Open
Description
The Python VideoDecoder
needs to know how many frames are in a stream. It asserts this at startup:
torchcodec/src/torchcodec/decoders/_video_decoder.py
Lines 387 to 390 in dd44f57
It needs to know this because the number of frames are the length of the decoder as a sequence:
torchcodec/src/torchcodec/decoders/_video_decoder.py
Lines 122 to 123 in dd44f57
Some videos are missing the number of frames in their metadata. For exact mode, this is not a problem because we compute the number of frames when we scan the stream. For approximate mode, we currently cannot instantiate a decoder for such videos. Approximate mode also requires the FPS - that's how we figure out indices. So for a video that is missing its number of frames, if it has its FPS and time duration, we should be able to compute the number of frames.

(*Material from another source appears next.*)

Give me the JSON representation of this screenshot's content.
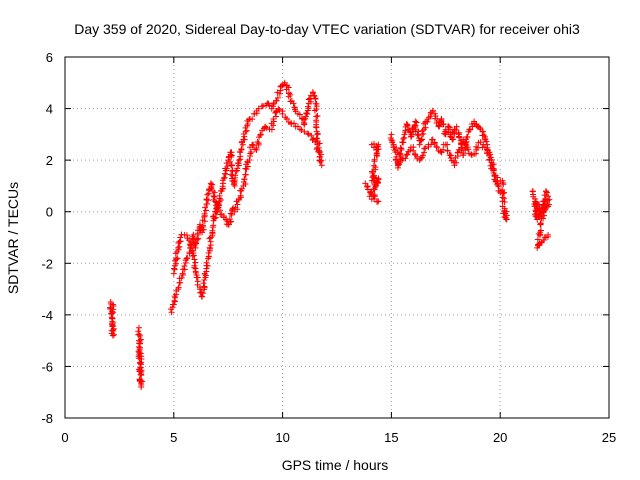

In terms of implementation, we should hide all of this inside of the metadata class rather than changing any logic in VideoDecoder
. We already make num_frames
a property and figure out which is the best value to return:
torchcodec/src/torchcodec/_core/_metadata.py
Lines 125 to 133 in dd44f57
We should also figure out if
num_frames_from_header
is None
, and if it is, return the calculation. Doing this change is very straight-forward, but we'll need testing to make sure we don't run into segfaults.